Manteno, Illinois – June 2025 — In a bold move that underscores the growing momentum behind America’s clean energy transition, Gotion Inc., a global leader in advanced lithium-ion battery technology and energy solutions, has announced an investment exceeding $2 billion to establish a major battery manufacturing hub in the United States.

The centerpiece of this initiative is a state-of-the-art gigafactory in Manteno, Illinois, which is poised to become the largest battery energy storage systems investment in the state’s history. Once fully operational, the 153-acre facility will produce 35 GWh of battery cells and 25 GWh of battery packs annually, supporting the rapid expansion of electric vehicles (EVs) and renewable energy infrastructure across the country.

This investment is expected to create up to 2,600 high-quality jobs, with over 150 full-time employees already onboard and hundreds more to be hired through local job fairs and training partnerships with community colleges. Gotion’s “Local for Local” strategy emphasises sourcing materials and equipment domestically, reinforcing U.S. supply chain resilience and supporting American businesses.

“Our commitment goes beyond building factories – we are investing in people, communities, and the future of American manufacturing,” said Mark Kreusel, Vice President of Manufacturing and Head of Gotion’s Manteno plant.

The project arrives at a critical juncture in U.S.-China relations, where trade tensions have raised concerns about the reliability of global supply chains.
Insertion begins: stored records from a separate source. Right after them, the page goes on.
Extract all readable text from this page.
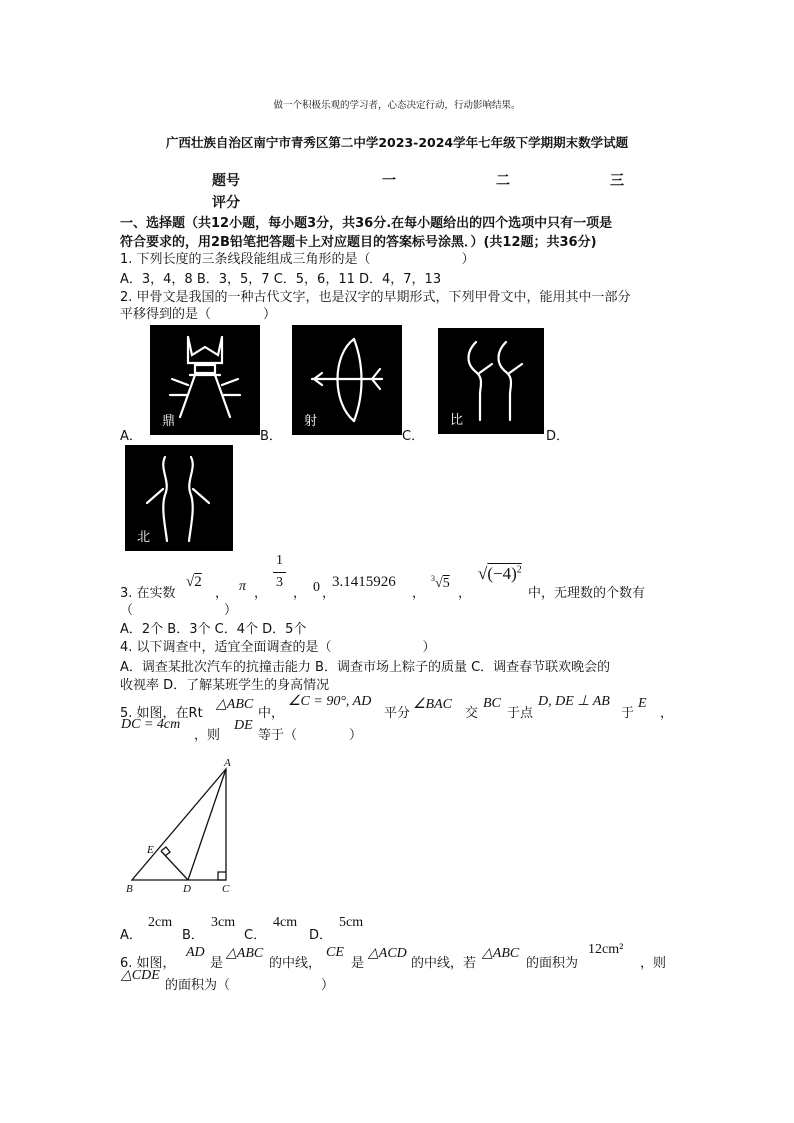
做一个积极乐观的学习者，心态决定行动，行动影响结果。
广西壮族自治区南宁市青秀区第二中学2023-2024学年七年级下学期期末数学试题
题号	一	二	三
评分
一、选择题（共12小题，每小题3分，共36分.在每小题给出的四个选项中只有一项是
符合要求的，用2B铅笔把答题卡上对应题目的答案标号涂黑．）(共12题；共36分)
1. 下列长度的三条线段能组成三角形的是（　　　　　　　）
A．3，4，8 B．3，5，7 C．5，6，11 D．4，7，13
2. 甲骨文是我国的一种古代文字，也是汉字的早期形式，下列甲骨文中，能用其中一部分
平移得到的是（　　　　）
A．
鼎
B．
射
C．
比
D．
北
3. 在实数
√2
， π ，
1
3
， 0 ，
3.1415926
，
3 √5
，
$√(-4)^2$
中，无理数的个数有
（　　　　　　　）
A．2个 B．3个 C．4个 D．5个
4. 以下调查中，适宜全面调查的是（　　　　　　　）
A．调查某批次汽车的抗撞击能力 B．调查市场上粽子的质量 C．调查春节联欢晚会的
收视率 D．了解某班学生的身高情况
5. 如图，在Rt
△ABC
中，
∠C = 90°, AD
平分
∠BAC
交
BC
于点
D, DE ⊥ AB
于
E
，
DC = 4cm
，则
DE
等于（　　　　）
A
B	C
D
E
A．
2cm
B．
3cm
C．
4cm
D．
5cm
6. 如图，
AD
是
△ABC
的中线，
CE
是
△ACD
的中线，若
△ABC
的面积为
12cm²
，则
△CDE
的面积为（　　　　　　　）
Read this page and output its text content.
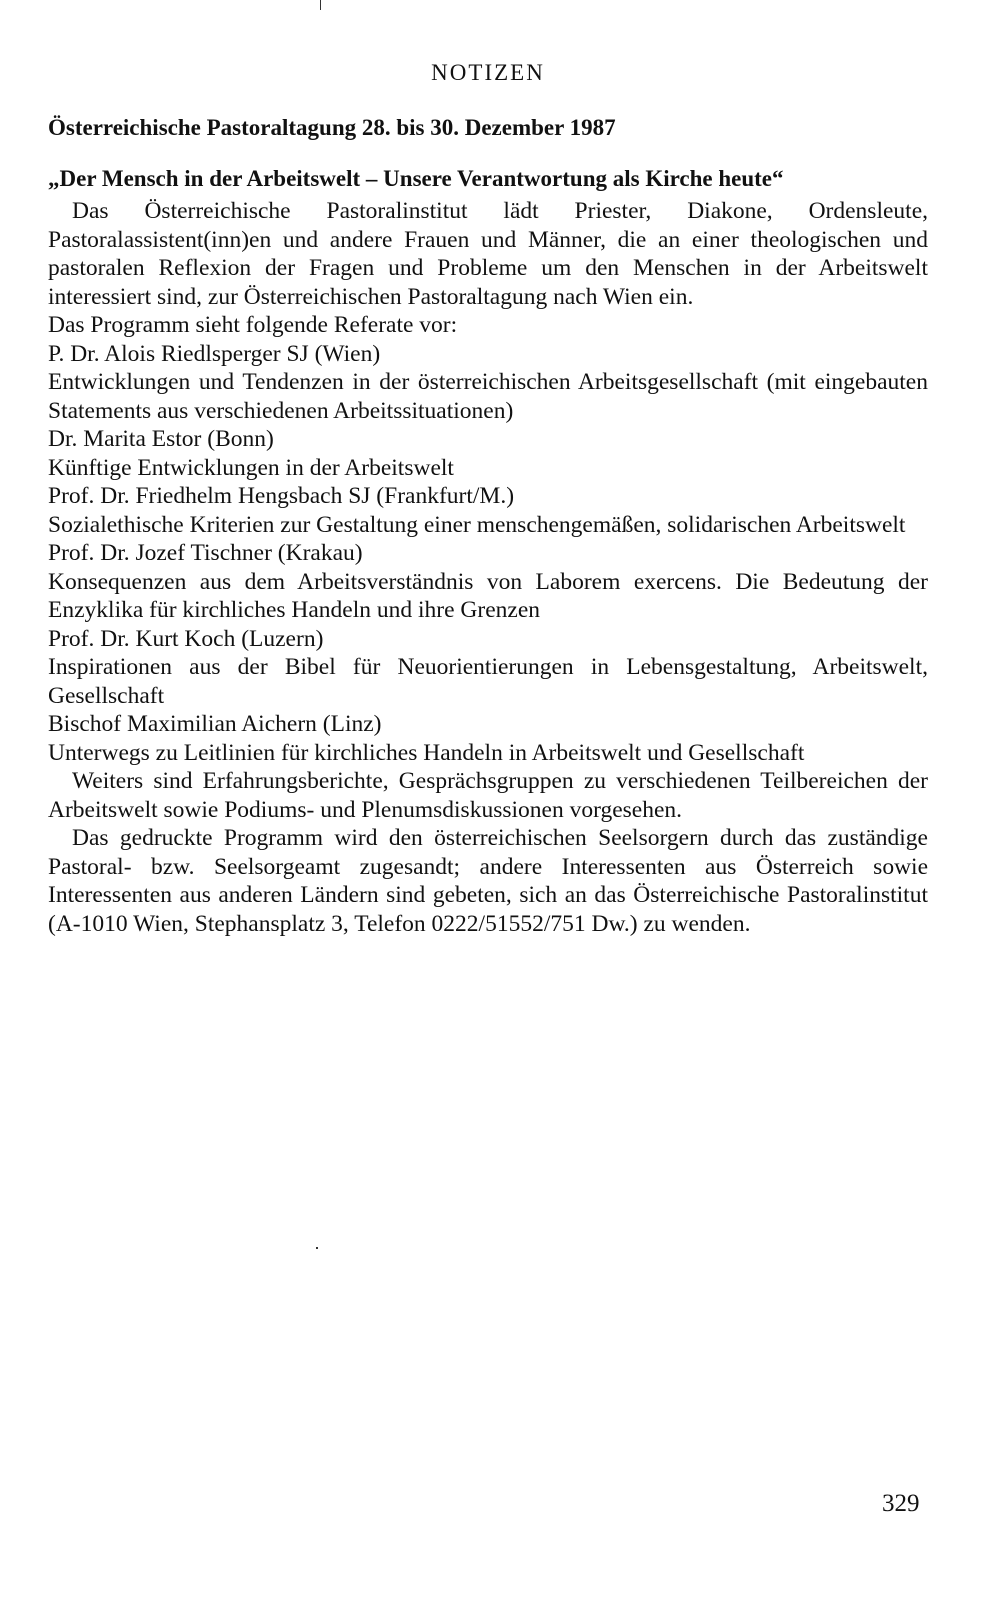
NOTIZEN
Österreichische Pastoraltagung 28. bis 30. Dezember 1987
„Der Mensch in der Arbeitswelt – Unsere Verantwortung als Kirche heute“

Das Österreichische Pastoralinstitut lädt Priester, Diakone, Ordensleute, Pastoralassistent(inn)en und andere Frauen und Männer, die an einer theologischen und pastoralen Reflexion der Fragen und Probleme um den Menschen in der Arbeitswelt interessiert sind, zur Österreichischen Pastoraltagung nach Wien ein.

Das Programm sieht folgende Referate vor:

P. Dr. Alois Riedlsperger SJ (Wien)

Entwicklungen und Tendenzen in der österreichischen Arbeitsgesellschaft (mit eingebauten Statements aus verschiedenen Arbeitssituationen)

Dr. Marita Estor (Bonn)

Künftige Entwicklungen in der Arbeitswelt

Prof. Dr. Friedhelm Hengsbach SJ (Frankfurt/M.)

Sozialethische Kriterien zur Gestaltung einer menschengemäßen, solidarischen Arbeitswelt

Prof. Dr. Jozef Tischner (Krakau)

Konsequenzen aus dem Arbeitsverständnis von Laborem exercens. Die Bedeutung der Enzyklika für kirchliches Handeln und ihre Grenzen

Prof. Dr. Kurt Koch (Luzern)

Inspirationen aus der Bibel für Neuorientierungen in Lebensgestaltung, Arbeitswelt, Gesellschaft

Bischof Maximilian Aichern (Linz)

Unterwegs zu Leitlinien für kirchliches Handeln in Arbeitswelt und Gesellschaft

Weiters sind Erfahrungsberichte, Gesprächsgruppen zu verschiedenen Teilbereichen der Arbeitswelt sowie Podiums- und Plenumsdiskussionen vorgesehen.

Das gedruckte Programm wird den österreichischen Seelsorgern durch das zuständige Pastoral- bzw. Seelsorgeamt zugesandt; andere Interessenten aus Österreich sowie Interessenten aus anderen Ländern sind gebeten, sich an das Österreichische Pastoralinstitut (A-1010 Wien, Stephansplatz 3, Telefon 0222/51552/751 Dw.) zu wenden.

329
Gotion’s expansion in the U.S. reflects a strategic pivot toward onshoring key technologies while maintaining international cooperation. The company’s leadership has emphasised that clean energy and economic collaboration need not be mutually exclusive.

In addition to the economic and environmental benefits, Gotion’s investment aligns with Illinois’ ambitious climate goals, including achieving 100% clean energy and putting one million EVs on the road by 2030. The state has backed the project with $536 million in incentives, including funding for a new manufacturing training academy and workforce development grants.

As the facility nears full operation by the end of 2025, Gotion’s investment stands as a powerful example of how innovation, sustainability, and strategic diplomacy can converge to shape a cleaner, more resilient energy future for the United States.